Leori. That was interesting. The old stories back home mentioned the wizard Lioru… But those had been set down by Madeo the Bard four hundred years ago, so it couldn’t be the same one. Perhaps it was just a name for wizards.
Twilight was coming: the misting rain was darkening to grey. She checked the sleeping man. There was no change, even when she shook his shoulder and tickled his cheek. His breathing was long and slow as if he were sunk deep in hibernation.
The donkeys ambled over to the rocky cleft, wanting their usual bedtime handful of oats. She rubbed their damp backs and shoulders and stroked their rough foreheads. Nuolo nuzzled back, while Dolm regally accepted her caresses as the homage that was his due.
After giving them their oats she put the remains of the porridge in a bowl for the morning. Then she set dried peas to soak in the pan. They needed a full day’s soaking, but she wouldn’t be going anywhere soon, not unless the fallen rider woke. Not even if he woke.

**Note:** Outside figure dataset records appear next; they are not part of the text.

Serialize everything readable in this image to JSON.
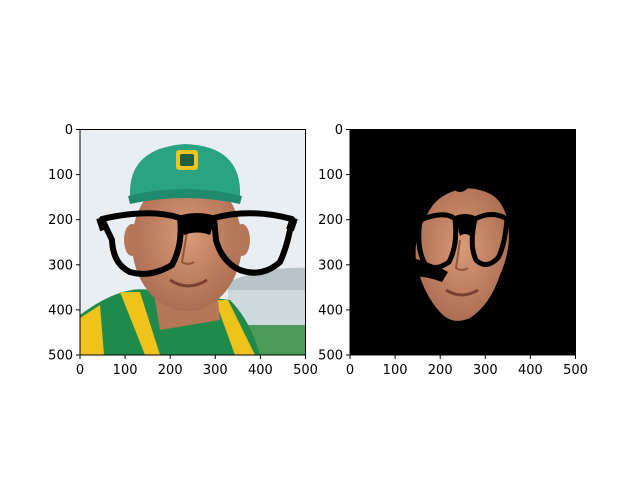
{
  "chart_data": [
    {
      "type": "image",
      "description_of_content": "photo",
      "xlim": [
        0,
        500
      ],
      "ylim": [
        500,
        0
      ],
      "xticks": [
        0,
        100,
        200,
        300,
        400,
        500
      ],
      "yticks": [
        0,
        100,
        200,
        300,
        400,
        500
      ],
      "grid": false,
      "colors": {
        "sky": "#e9eef2",
        "cap": "#2aa383",
        "cap_brim": "#1f8a6d",
        "skin": "#c98a6a",
        "skin_shadow": "#a8694e",
        "hair": "#7a5a3a",
        "glasses": "#000000",
        "jersey_yellow": "#f0c21c",
        "jersey_green": "#1f8a4a",
        "stadium": "#cfd8dc"
      }
    },
    {
      "type": "image",
      "description_of_content": "masked face",
      "xlim": [
        0,
        500
      ],
      "ylim": [
        500,
        0
      ],
      "xticks": [
        0,
        100,
        200,
        300,
        400,
        500
      ],
      "yticks": [
        0,
        100,
        200,
        300,
        400,
        500
      ],
      "grid": false,
      "colors": {
        "background": "#000000",
        "skin": "#c98a6a",
        "skin_shadow": "#a8694e",
        "glasses": "#000000"
      }
    }
  ]
}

She checked him again – no change – before she lay down on her bedroll next to him. She placed her bow and three arrows ready on a low rock on her other side. Her knife was by her hand, as always. The donkeys stood sentinel outside the cleft: grey shadows stoic in the dusk. They would warn her if anything came.
Even so, it was a long time before she could allow herself to drop down into sleep.